Он провел, по обыкновению, всю ночь в пути, а в розовых лучах утреннего солнца заметил какой-то город, расположенный на высоком мысе, и узнал в нем роскошную Гиссию, облюбованную голубями, которая смотрит с вершины утеса на белые острова, подобные нимфам, резвящимся в искристом море. Не доходя до города, он присел возле родника, чтобы передохнуть и подкрепиться луковицами, принесенными из дома.
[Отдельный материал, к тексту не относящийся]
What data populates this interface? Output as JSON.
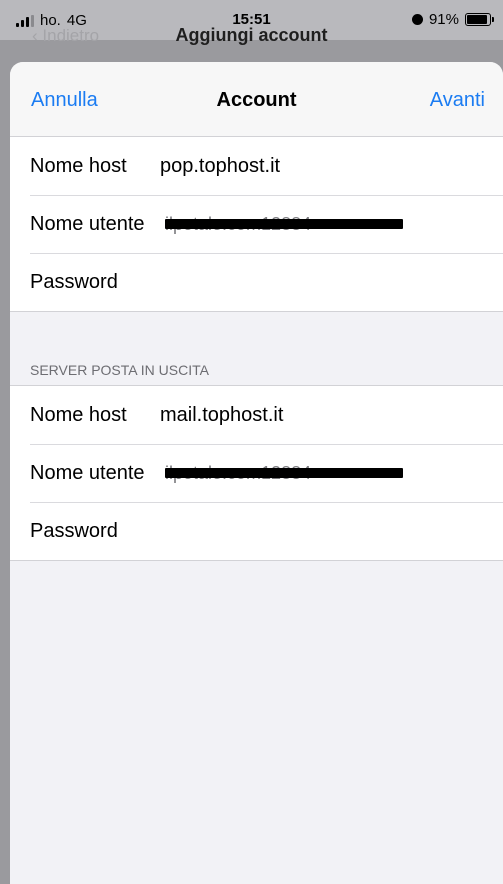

Он еще не успел как следует поесть, когда какая-то девушка с корзиной на голове пришла к источнику стирать белье. Сперва она посмотрела на старика недоверчиво, но, увидев, что у него поверх рваного хитона висит лира, что он дряхлый и еле живой от усталости, безбоязненно подошла ближе и, охваченная внезапно нахлынувшим чувством жалости и благоговения, зачерпнула руками немного воды и освежила уста путника.

Тогда он нарек ее царевной; и, пророча ей долгую жизнь, сказал:

— Девушка, рой желаний вьется вокруг твоего пояса. Счастлив тот, кто поведет тебя на свое ложе. Но хвала твоей красоте в устах старца звучит как крик ночной птицы на кровле новобрачных. Я бродячий певец. Девушка, напутствуй меня добрым словом.

И девушка отозвалась:

— Если, судя по словам твоим и виду, ты музыкант, играющий на лире, то не злой рок ведет тебя в этот город. Сегодня богач Мегес принимает у себя дорогого гостя и задает в честь него пир для знатных граждан. Он пожелает, конечно, чтобы они послушали хорошего певца. Ступай к Мегесу. Дом его виден отсюда. Добраться до него со стороны моря невозможно, потому что он расположен на том высоком мысе, что выдается среди волн, и доступен одним лишь зимородкам. Но если ты поднимешься со стороны суши по ступеням, вырубленным в скале, и пойдешь, держась холмов, поросших виноградниками, то легко узнаешь дом Мегеса. Он свежевыбелен и просторнее других.

И Старец встал на одеревенелые ноги, взобрался по ступеням, вырубленным в скале людьми стародавних времен, и, достигнув плоскогорья, на котором раскинулся город Гиссия, без труда узнал дом богача Мегеса.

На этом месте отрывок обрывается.